I’m interested in The Trade Desk; of course, it helps that the stock price has dropped, but at the same time, it’s also a bit concerning. ![]()
In the first half of last year, the company gave weak guidance and warned of slowing growth; additionally, Amazon’s push into the world of advertising platforms drove the stock price even lower.
On the other hand, according to the bulls, TTD is dirt cheap when you factor in customer retention, a cash position that provides security and opportunities, and the fact that the company operates in a growing industry.
The hyped AI-based Kokai platform helps advertisers optimize their purchases, meaning advertisers save money thanks to lower costs and get the right kind of visibility. The company is also investing in its own identity system, which positions it as an independent player… Google and Amazon, on the other hand, are more closed off. ![]()
In the long run, some believe in TTD’s transparency and market leadership. Apparently, it’s a handy tool (I wouldn’t know); they supposedly have efficient real-time auctions, and through TTD, you get visibility across various channels…
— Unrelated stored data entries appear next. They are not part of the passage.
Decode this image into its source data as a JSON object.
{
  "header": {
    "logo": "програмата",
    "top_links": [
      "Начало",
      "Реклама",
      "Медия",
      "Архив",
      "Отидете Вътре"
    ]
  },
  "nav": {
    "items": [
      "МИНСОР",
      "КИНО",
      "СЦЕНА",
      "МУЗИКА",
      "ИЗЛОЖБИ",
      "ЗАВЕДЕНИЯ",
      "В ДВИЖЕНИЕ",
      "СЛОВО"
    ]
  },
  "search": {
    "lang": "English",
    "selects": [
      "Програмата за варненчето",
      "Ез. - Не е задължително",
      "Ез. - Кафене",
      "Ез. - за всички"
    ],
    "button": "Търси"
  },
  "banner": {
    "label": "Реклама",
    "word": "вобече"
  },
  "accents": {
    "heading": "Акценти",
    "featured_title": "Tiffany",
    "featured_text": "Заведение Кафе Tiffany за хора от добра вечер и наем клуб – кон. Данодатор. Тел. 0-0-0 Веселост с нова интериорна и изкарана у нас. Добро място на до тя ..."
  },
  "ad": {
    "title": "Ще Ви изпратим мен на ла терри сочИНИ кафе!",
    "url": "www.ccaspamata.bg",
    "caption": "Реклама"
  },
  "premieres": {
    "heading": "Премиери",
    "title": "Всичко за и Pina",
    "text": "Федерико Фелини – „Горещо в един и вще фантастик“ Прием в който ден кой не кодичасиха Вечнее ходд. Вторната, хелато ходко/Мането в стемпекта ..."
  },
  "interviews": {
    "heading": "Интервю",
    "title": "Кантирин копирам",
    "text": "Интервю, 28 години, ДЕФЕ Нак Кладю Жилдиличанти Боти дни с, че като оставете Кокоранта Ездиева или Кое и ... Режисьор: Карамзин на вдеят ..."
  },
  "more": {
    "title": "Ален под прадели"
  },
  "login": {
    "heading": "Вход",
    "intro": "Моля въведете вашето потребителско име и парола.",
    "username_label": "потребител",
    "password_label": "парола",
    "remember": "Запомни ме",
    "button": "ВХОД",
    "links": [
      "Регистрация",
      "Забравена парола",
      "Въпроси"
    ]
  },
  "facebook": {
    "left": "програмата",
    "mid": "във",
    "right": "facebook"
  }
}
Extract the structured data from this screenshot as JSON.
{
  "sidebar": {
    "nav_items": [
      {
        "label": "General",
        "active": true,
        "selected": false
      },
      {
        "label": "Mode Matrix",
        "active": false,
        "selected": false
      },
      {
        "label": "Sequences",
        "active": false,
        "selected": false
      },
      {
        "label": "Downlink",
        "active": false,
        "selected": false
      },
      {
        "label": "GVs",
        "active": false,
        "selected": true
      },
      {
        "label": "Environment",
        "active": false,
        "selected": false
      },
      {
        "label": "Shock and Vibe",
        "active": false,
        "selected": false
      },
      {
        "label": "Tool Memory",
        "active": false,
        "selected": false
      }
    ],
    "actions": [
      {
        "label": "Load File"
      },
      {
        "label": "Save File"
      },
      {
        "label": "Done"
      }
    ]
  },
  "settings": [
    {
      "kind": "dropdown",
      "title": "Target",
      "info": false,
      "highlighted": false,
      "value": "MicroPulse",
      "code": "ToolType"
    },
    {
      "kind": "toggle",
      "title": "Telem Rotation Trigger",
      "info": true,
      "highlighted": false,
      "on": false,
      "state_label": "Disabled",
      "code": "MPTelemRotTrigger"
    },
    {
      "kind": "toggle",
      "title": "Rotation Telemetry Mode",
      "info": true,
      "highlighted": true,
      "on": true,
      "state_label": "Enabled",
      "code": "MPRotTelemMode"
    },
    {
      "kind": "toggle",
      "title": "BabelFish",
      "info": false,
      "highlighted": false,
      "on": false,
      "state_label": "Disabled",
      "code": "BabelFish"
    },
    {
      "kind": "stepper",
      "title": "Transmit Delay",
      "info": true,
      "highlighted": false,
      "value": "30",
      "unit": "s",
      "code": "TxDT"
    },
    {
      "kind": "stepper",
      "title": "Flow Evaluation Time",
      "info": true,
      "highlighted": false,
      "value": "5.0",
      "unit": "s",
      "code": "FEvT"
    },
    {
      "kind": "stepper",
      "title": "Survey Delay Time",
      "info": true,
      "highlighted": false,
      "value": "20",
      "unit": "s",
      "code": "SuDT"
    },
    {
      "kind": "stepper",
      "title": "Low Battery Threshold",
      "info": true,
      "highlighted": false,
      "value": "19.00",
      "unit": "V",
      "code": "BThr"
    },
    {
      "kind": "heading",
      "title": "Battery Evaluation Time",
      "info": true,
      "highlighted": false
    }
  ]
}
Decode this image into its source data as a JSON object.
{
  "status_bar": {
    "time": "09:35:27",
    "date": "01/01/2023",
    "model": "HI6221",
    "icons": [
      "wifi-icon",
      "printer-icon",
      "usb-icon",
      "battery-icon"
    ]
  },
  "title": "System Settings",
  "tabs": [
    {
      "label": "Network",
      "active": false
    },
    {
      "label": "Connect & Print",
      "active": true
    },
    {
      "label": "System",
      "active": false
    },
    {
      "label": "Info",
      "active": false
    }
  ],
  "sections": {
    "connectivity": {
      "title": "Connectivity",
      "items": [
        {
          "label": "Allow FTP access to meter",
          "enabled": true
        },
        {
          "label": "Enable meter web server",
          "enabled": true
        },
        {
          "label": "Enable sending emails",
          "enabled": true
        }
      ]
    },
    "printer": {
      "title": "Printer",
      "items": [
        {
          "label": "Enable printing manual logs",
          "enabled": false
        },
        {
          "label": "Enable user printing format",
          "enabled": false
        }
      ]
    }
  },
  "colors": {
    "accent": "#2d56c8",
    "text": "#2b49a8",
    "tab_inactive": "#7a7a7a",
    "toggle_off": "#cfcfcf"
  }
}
Many are wary of the giants that own their own content, unlike TTD, which acts as a “neutral intermediary” focusing—at least according to the company and its fans—on championing advertisers’ interests in the “open internet.”
The company’s revenue model is largely based on service fees derived from the “ad spend” flowing through the platform. ![]()
The tweets above feature charts and graphs along with quarterly figures. Looking directly at the numbers, you can’t exactly call it cheap, but on the other hand, is it expensive relative to its potential? Only God knows, but let’s see how it plays out…
https://www.investing.com/equities/trade-desk-inc
I’m interested in this; I’m especially keen on bearish takes, and I’d also love to hear from any “number crunchers” who are familiar with the company.